The leadership may or may not have sold its soul in the process of coalition government. I’m happy to believe it hasn’t. But that isn’t really the issue. However noble the motivation, it can hardly deny that these things happened.
I don’t think that strategic silence is going to be sustainable as the election nears. Up until now the leadership might argue collective responsibility and toeing the coalition line. They are now going to have to defend these measures as, in their view, consonant with a liberal democratic philosophy – and thereby finally lose the support of those who are hoping that the Parliamentary party has been supporting these measures while holding their collective noses – or they are going to have to differentiate and claim that these sorts of measures are not compatible with a liberal democratic philosophy, in the process exposing the reluctant nature of their support for these measures in the first place – thereby both annoying the Conservatives and leading a chunk of the electorate to condemn the party as dishonest and dishonourable. That chunk of the electorate may along the way demonstrate a failure to understand the compromises of coalition, but I think we’ve got plenty of evidence to that effect already.
And that brings us to the second strategic silence. Nick Clegg gives every indication that he believes the root of the party’s problem lies in the way the party’s message is conveyed or in campaigning strategy. We’ve had the crass suggestions that the fault for electoral annihilation lies with those at the grassroots who have not tried hard enough, which Clegg is still trying to row back from. And we now have another Gurling review to tell us where the campaigning fell short this time around.
But that leaves unaddressed the issue of the material campaigners have to work with. In particular, there is the credibility of the leadership in delivering a liberal message. Clearly Clegg’s personal ratings are plumbing previously unexplored depths. It appears the party’s polling could well be following a similar trajectory. The question is, given the track record of the Coalition, and the perception that the current leadership has facilitated an agenda which is anything but liberal in aggregate, is the electorate at large going to believe anything that Clegg says when he speaks liberalism and greater fairness? There is a strong possibility that they aren’t even going to listen.

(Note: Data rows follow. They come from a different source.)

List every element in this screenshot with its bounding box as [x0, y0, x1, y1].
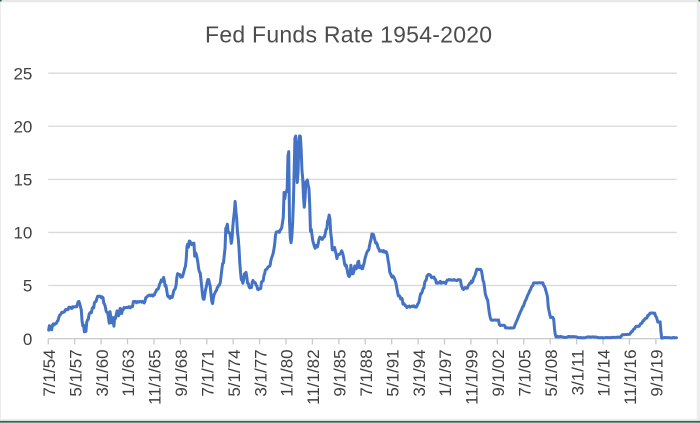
- svg-text:5: 5: [23, 277, 32, 296]
- svg-text:10: 10: [13, 224, 32, 243]
- svg-text:3/1/11: 3/1/11: [568, 349, 587, 395]
- svg-text:1/1/14: 1/1/14: [595, 349, 614, 396]
- svg-text:11/1/16: 11/1/16: [621, 349, 640, 404]
- svg-text:5/1/08: 5/1/08: [542, 349, 561, 396]
- svg-text:5/1/91: 5/1/91: [383, 349, 402, 396]
- svg-text:9/1/19: 9/1/19: [648, 349, 667, 396]
- svg-text:7/1/88: 7/1/88: [357, 349, 376, 396]
- svg-text:9/1/02: 9/1/02: [489, 349, 508, 396]
- svg-text:3/1/60: 3/1/60: [93, 349, 112, 396]
- svg-text:5/1/57: 5/1/57: [66, 349, 85, 396]
- svg-text:11/1/65: 11/1/65: [146, 349, 165, 404]
- svg-text:11/1/82: 11/1/82: [304, 349, 323, 404]
- svg-text:7/1/05: 7/1/05: [515, 349, 534, 396]
- svg-text:20: 20: [13, 117, 32, 136]
- svg-text:15: 15: [13, 171, 32, 190]
- svg-text:3/1/94: 3/1/94: [410, 349, 429, 396]
- svg-text:11/1/99: 11/1/99: [463, 349, 482, 404]
- svg-text:1/1/80: 1/1/80: [278, 349, 297, 396]
- svg-text:25: 25: [13, 64, 32, 83]
- svg-text:9/1/85: 9/1/85: [331, 349, 350, 396]
- svg-text:9/1/68: 9/1/68: [172, 349, 191, 396]
- svg-text:5/1/74: 5/1/74: [225, 349, 244, 396]
- svg-text:1/1/97: 1/1/97: [436, 349, 455, 396]
- svg-text:1/1/63: 1/1/63: [119, 349, 138, 396]
- svg-text:Fed Funds Rate 1954-2020: Fed Funds Rate 1954-2020: [205, 21, 492, 47]
- svg-text:7/1/71: 7/1/71: [198, 349, 217, 396]
- svg-text:7/1/54: 7/1/54: [40, 349, 59, 396]
- svg-text:0: 0: [23, 330, 32, 349]
- svg-text:3/1/77: 3/1/77: [251, 349, 270, 396]
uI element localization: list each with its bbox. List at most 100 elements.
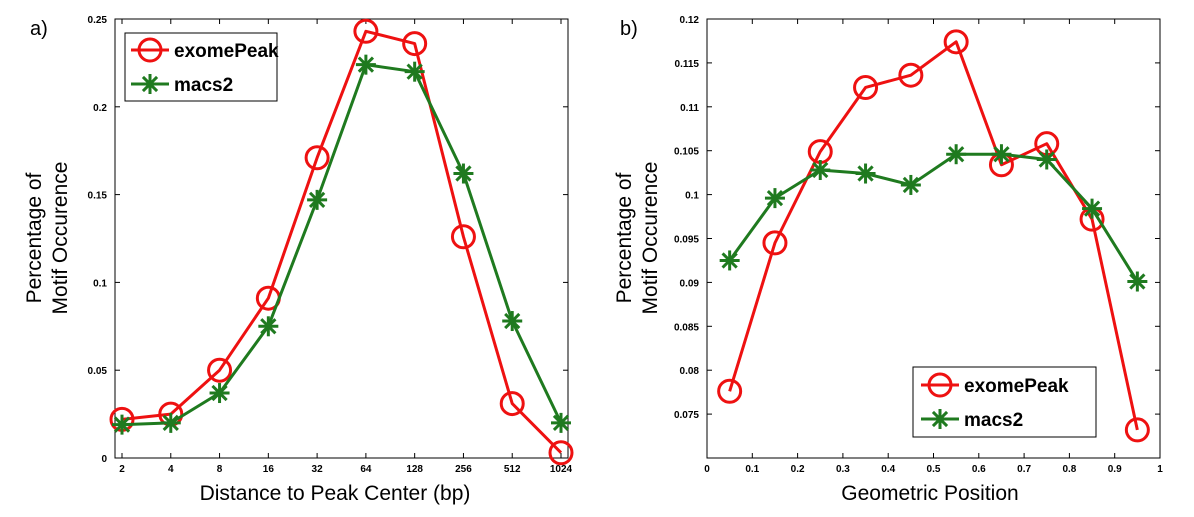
panel-a-xtick-label: 512	[504, 464, 521, 475]
panel-b-legend-label-exomepeak: exomePeak	[964, 376, 1069, 397]
panel-b-ytick-label: 0.105	[674, 147, 699, 158]
panel-a-series-line-macs2	[121, 63, 563, 427]
panel-a-ytick-label: 0.1	[93, 278, 107, 289]
panel-b-ytick-label: 0.085	[674, 322, 699, 333]
panel-a-point-macs2	[209, 383, 230, 404]
panel-a-label: a)	[30, 18, 48, 40]
panel-b-ylabel-line2: Motif Occurence	[639, 162, 662, 315]
panel-a-series-line-exomepeak	[121, 29, 563, 454]
panel-b-series-line-exomepeak	[728, 40, 1139, 431]
panel-b-xtick-label: 0.2	[791, 464, 805, 475]
panel-b-ylabel-line1: Percentage of	[613, 172, 636, 303]
panel-b-ytick-label: 0.1	[685, 191, 699, 202]
panel-a-point-macs2	[307, 189, 328, 210]
panel-a-ylabel-line2: Motif Occurence	[49, 162, 72, 315]
panel-b-point-macs2	[900, 174, 921, 195]
panel-b-legend-label-macs2: macs2	[964, 410, 1023, 431]
panel-a-legend-label-macs2: macs2	[174, 75, 233, 96]
panel-b-xtick-label: 0.3	[836, 464, 850, 475]
panel-a-point-exomepeak	[499, 391, 525, 417]
panel-b-point-macs2	[991, 144, 1012, 165]
panel-b-xtick-label: 0.7	[1017, 464, 1031, 475]
panel-b-point-macs2	[1127, 271, 1148, 292]
panel-b-point-exomepeak	[853, 74, 879, 100]
panel-a-point-exomepeak	[402, 31, 428, 57]
panel-a-distance-chart: a) Percentage of Motif Occurence Distanc…	[23, 15, 574, 505]
panel-b-xtick-label: 0.4	[881, 464, 895, 475]
panel-a-point-macs2	[258, 316, 279, 337]
panel-a-plot-frame	[114, 18, 569, 459]
panel-a-xtick-label: 32	[312, 464, 324, 475]
panel-a-ylabel-line1: Percentage of	[23, 172, 46, 303]
panel-b-point-macs2	[1036, 149, 1057, 170]
panel-b-legend-asterisk-glyph	[930, 409, 950, 429]
panel-a-ytick-label: 0.2	[93, 103, 107, 114]
panel-a-point-macs2	[160, 412, 181, 433]
panel-a-point-macs2	[453, 163, 474, 184]
panel-a-point-exomepeak	[304, 145, 330, 171]
panel-b-point-exomepeak	[762, 230, 788, 256]
panel-a-xtick-label: 2	[119, 464, 125, 475]
panel-b-series-line-macs2	[728, 152, 1139, 283]
panel-a-xtick-label: 128	[406, 464, 423, 475]
panel-b-ytick-label: 0.075	[674, 410, 699, 421]
panel-b-point-macs2	[810, 160, 831, 181]
panel-b-xlabel: Geometric Position	[841, 482, 1018, 505]
panel-b-legend: exomePeak macs2	[912, 366, 1097, 438]
panel-a-legend-asterisk-glyph	[140, 74, 160, 94]
panel-a-point-exomepeak	[207, 357, 233, 383]
panel-b-ytick-label: 0.08	[680, 366, 700, 377]
panel-a-point-macs2	[551, 412, 571, 433]
panel-a-legend-marker-macs2	[140, 74, 160, 94]
panel-b-xtick-label: 0.8	[1062, 464, 1076, 475]
panel-a-xlabel: Distance to Peak Center (bp)	[200, 482, 471, 505]
panel-b-xtick-label: 0.5	[927, 464, 941, 475]
panel-b-xtick-label: 0.9	[1108, 464, 1122, 475]
panel-b-point-exomepeak	[943, 29, 969, 55]
panel-b-ytick-label: 0.095	[674, 235, 699, 246]
panel-a-legend-box	[124, 32, 278, 102]
panel-a-xtick-label: 256	[455, 464, 472, 475]
panel-a-point-exomepeak	[353, 18, 379, 44]
panel-a-ytick-label: 0.05	[88, 366, 108, 377]
panel-b-geometric-chart: b) Percentage of Motif Occurence Geometr…	[613, 15, 1163, 505]
panel-a-xtick-label: 8	[217, 464, 223, 475]
panel-b-xtick-label: 0.1	[745, 464, 759, 475]
panel-b-point-macs2	[855, 163, 876, 184]
panel-a-ytick-label: 0.15	[88, 191, 108, 202]
panel-b-xtick-label: 0.6	[972, 464, 986, 475]
panel-a-point-macs2	[404, 61, 425, 82]
panel-b-point-macs2	[719, 250, 740, 271]
panel-b-label: b)	[620, 18, 638, 40]
panel-a-point-exomepeak	[450, 224, 476, 250]
panel-b-point-exomepeak	[1124, 417, 1150, 443]
panel-a-point-exomepeak	[548, 440, 574, 466]
panel-a-xtick-label: 1024	[550, 464, 573, 475]
panel-a-point-macs2	[112, 414, 132, 435]
panel-a-xtick-label: 16	[263, 464, 275, 475]
panel-b-legend-marker-exomepeak	[927, 372, 953, 398]
panel-a-point-macs2	[502, 311, 523, 332]
panel-a-legend: exomePeak macs2	[124, 32, 279, 102]
panel-a-point-macs2	[355, 54, 376, 75]
panel-b-point-exomepeak	[898, 62, 924, 88]
panel-b-point-macs2	[1082, 198, 1103, 219]
panel-b-point-exomepeak	[717, 378, 743, 404]
panel-a-legend-marker-exomepeak	[137, 37, 163, 63]
panel-b-ytick-label: 0.09	[680, 278, 700, 289]
panel-a-ytick-label: 0.25	[88, 15, 108, 26]
panel-b-legend-box	[912, 366, 1097, 438]
panel-b-point-macs2	[764, 188, 785, 209]
panel-a-xtick-label: 4	[168, 464, 174, 475]
panel-a-xtick-label: 64	[360, 464, 372, 475]
panel-b-point-macs2	[946, 144, 967, 165]
panel-b-xtick-label: 0	[704, 464, 710, 475]
panel-b-legend-marker-macs2	[930, 409, 950, 429]
panel-b-ytick-label: 0.12	[680, 15, 700, 26]
panel-a-ytick-label: 0	[101, 454, 107, 465]
panel-b-xtick-label: 1	[1157, 464, 1163, 475]
panel-b-ytick-label: 0.11	[680, 103, 699, 114]
panel-b-ytick-label: 0.115	[675, 59, 700, 70]
panel-a-legend-label-exomepeak: exomePeak	[174, 41, 279, 62]
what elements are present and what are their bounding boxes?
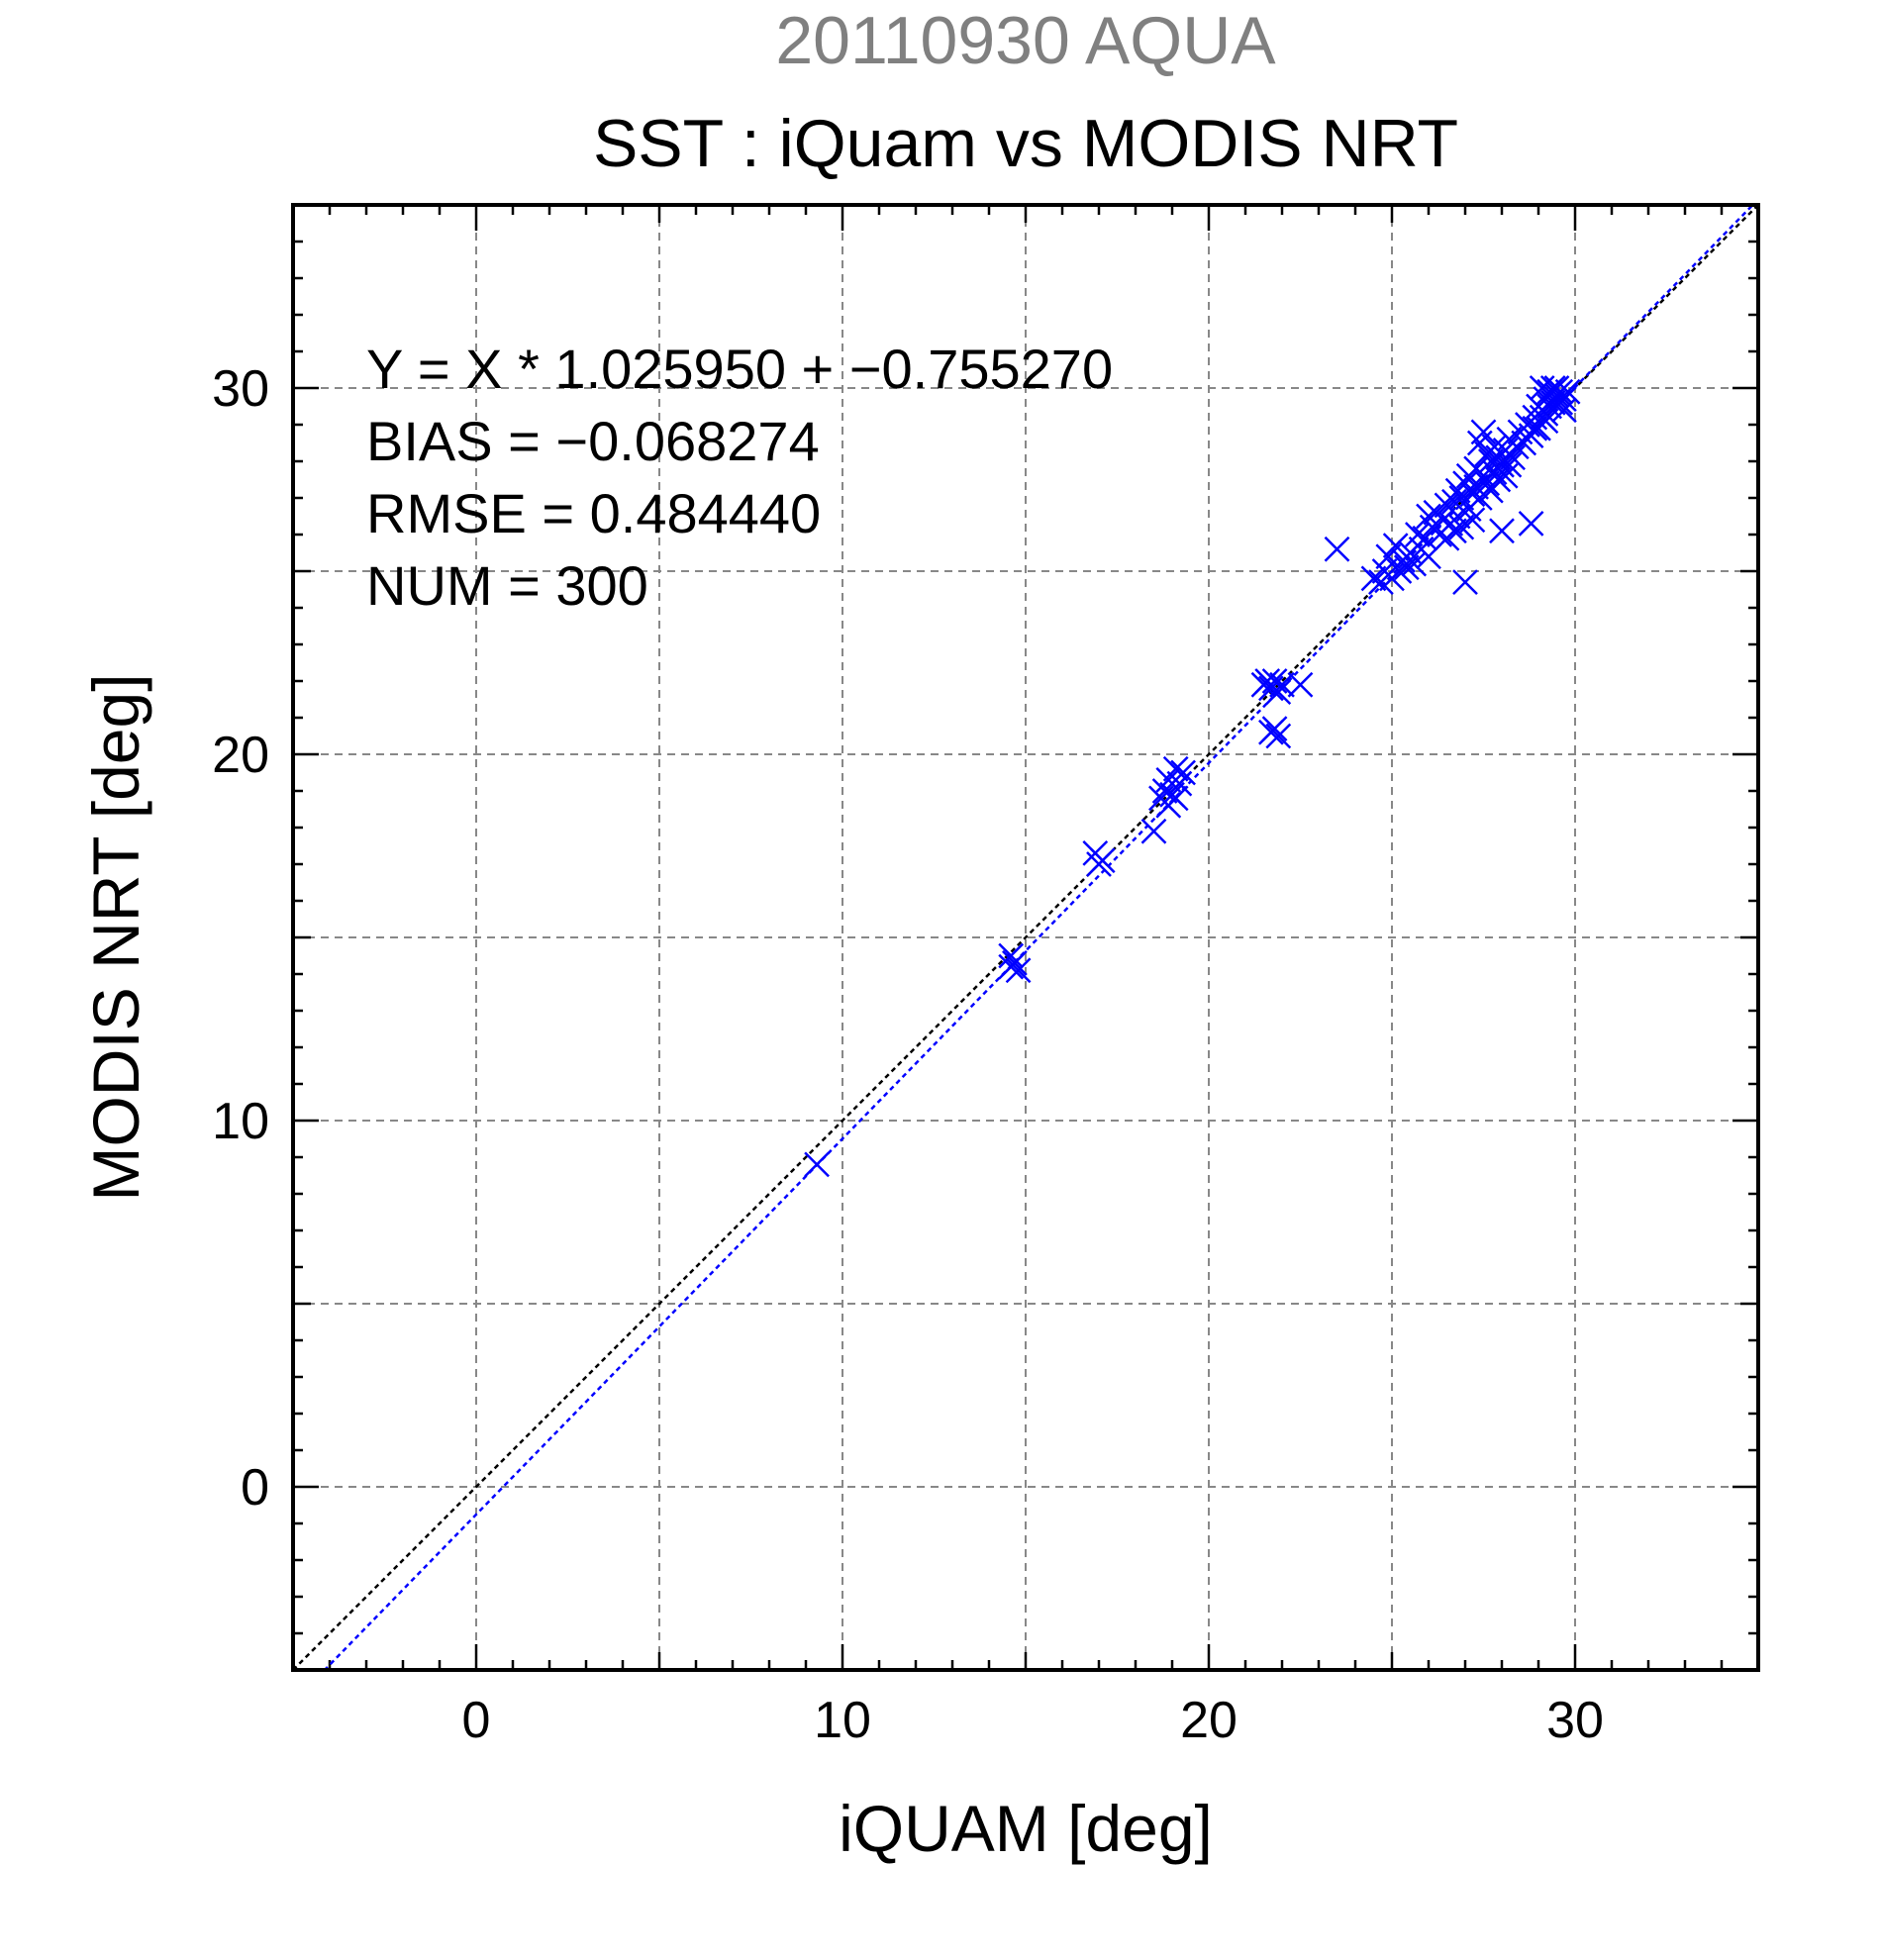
data-point [804,1151,830,1178]
x-tick-label: 30 [1546,1692,1604,1749]
data-point [1170,759,1196,786]
data-point [1265,679,1292,705]
data-point [1554,378,1581,405]
y-tick-label: 30 [212,360,269,418]
x-tick-label: 10 [814,1692,871,1749]
data-point [1448,514,1475,540]
data-point [1518,511,1544,537]
data-point [1089,847,1116,874]
regression-equation: Y = X * 1.025950 + −0.755270 [366,338,1113,400]
bias-value: BIAS = −0.068274 [366,410,820,472]
data-point [1551,386,1577,412]
data-point [1155,767,1182,793]
data-point [1441,518,1467,544]
data-point [1140,818,1167,844]
data-points [804,375,1581,1178]
chart-title: SST : iQuam vs MODIS NRT [593,106,1458,181]
y-tick-label: 0 [241,1459,269,1517]
data-point [1459,507,1486,534]
plot-frame [291,203,1760,1672]
x-tick-label: 20 [1180,1692,1238,1749]
data-point [1522,415,1548,441]
data-point [1162,755,1189,782]
data-point [1265,723,1292,749]
stats-box: Y = X * 1.025950 + −0.755270 BIAS = −0.0… [366,338,1113,617]
data-point [1261,716,1288,741]
data-point [1533,408,1559,435]
tick-labels: 0 10 20 30 0 10 20 30 [212,360,1604,1749]
x-tick-label: 0 [462,1692,491,1749]
data-point [1496,451,1523,478]
x-axis-label: iQUAM [deg] [839,1792,1213,1865]
y-tick-label: 20 [212,727,269,784]
data-point [1005,957,1032,984]
data-point [998,953,1025,980]
data-point [1269,671,1295,698]
one-to-one-line [293,205,1758,1670]
data-point [1393,554,1420,581]
y-tick-label: 10 [212,1093,269,1150]
data-point [1489,518,1515,544]
data-point [1375,543,1402,570]
data-point [1401,550,1428,577]
data-point [1470,419,1497,445]
data-point [1287,671,1314,698]
data-point [1360,565,1387,592]
y-axis-label: MODIS NRT [deg] [79,673,152,1201]
data-point [1485,466,1512,493]
chart-supertitle: 20110930 AQUA [775,3,1276,78]
rmse-value: RMSE = 0.484440 [366,482,821,544]
grid-lines [293,205,1758,1670]
data-point [998,942,1025,969]
num-value: NUM = 300 [366,554,648,617]
data-point [1452,569,1478,595]
data-point [1405,522,1431,547]
data-point [1324,536,1350,562]
data-point [1162,785,1189,812]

And there is equally the, entirely separate, possibility that the problems with messaging, campaigning etc. originate with the way in which the party is being managed at the top. A fish rots from the head, type of thing. A key problem is that it appears Clegg doesn’t really listen to anyone beyond a coterie of Cleggites. You’ll find plenty of support for that position online among a vocal minority of party members.
Once credibility and trustworthiness have been lost it isn’t obvious what can be done to regain them. Nick Clegg might very well be a liberal democrat to his fingertips, unsullied by years in close proximity to the Tories. But if no one is listening then that really doesn’t matter. That is no doubt desperately unfair. And we might wish that it weren’t the case. But wishing the world were other than it is is not a hugely robust campaign strategy.
Yet I’m not sure that change at the top would cure this particular malady in time for the election. Or, rather, it might lead to changes in the way the campaign is run and improvements in morale at the grassroots level. But I doubt it will have much of an impact on credibility with the electorate. I suspect that is going to require a rather longer process of painstaking rebuilding.